Effects of Finite Boundaries on a One-Dimensional Harmonic Oscillator

Abstract

In the study of the effects of finite boundaries on the magnetic properties of a solid, one encounters the problem of finding the energy eigenvalues of a one-dimensional linear harmonic oscillator located in a potential enclosure. The WKB method is employed to solve this problem for an oscillator whose center is fixed at some arbitrary position inside a potential box. Both numerical and analytical approximations of the WKB method are employed to find the energy eigenvalues over a wide range of the parameters of the problem. Numerical methods are also used on the exact series solutions of a bound oscillator to find the exact eigenvalues for the first few quantum states.

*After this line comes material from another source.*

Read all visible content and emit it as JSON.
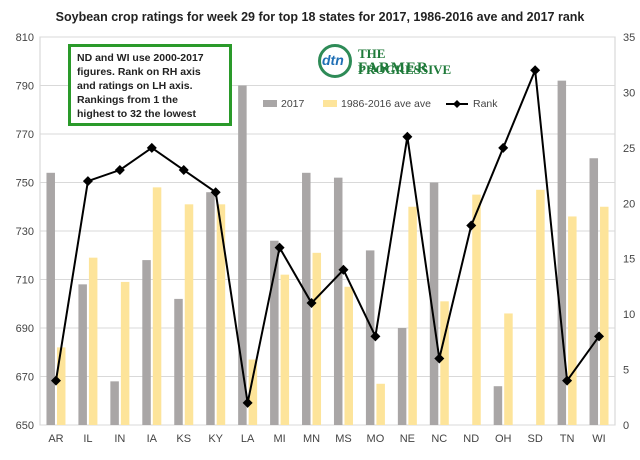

A comparison of the two methods show that, in general, the WKB eigenvalues are accurate to much better than 1% except when the classical turning points are near the wall. Here the difference is of the order of 10% for the worst possible cases. The eigenvalues of a bound oscillator are shown to reduce to unbound-oscillator energy eigenvalues if the classical turning points are inside the potential enclosure and not near the walls. At the other extreme the eigenvalues are shown to become plane wave box eigenvalues when the separation of the classical turning points is large compared to the size of the enclosure. Also included is the relationship of the WKB solution to the Bohr-Sommerfeld quantization rule for the bound oscillator.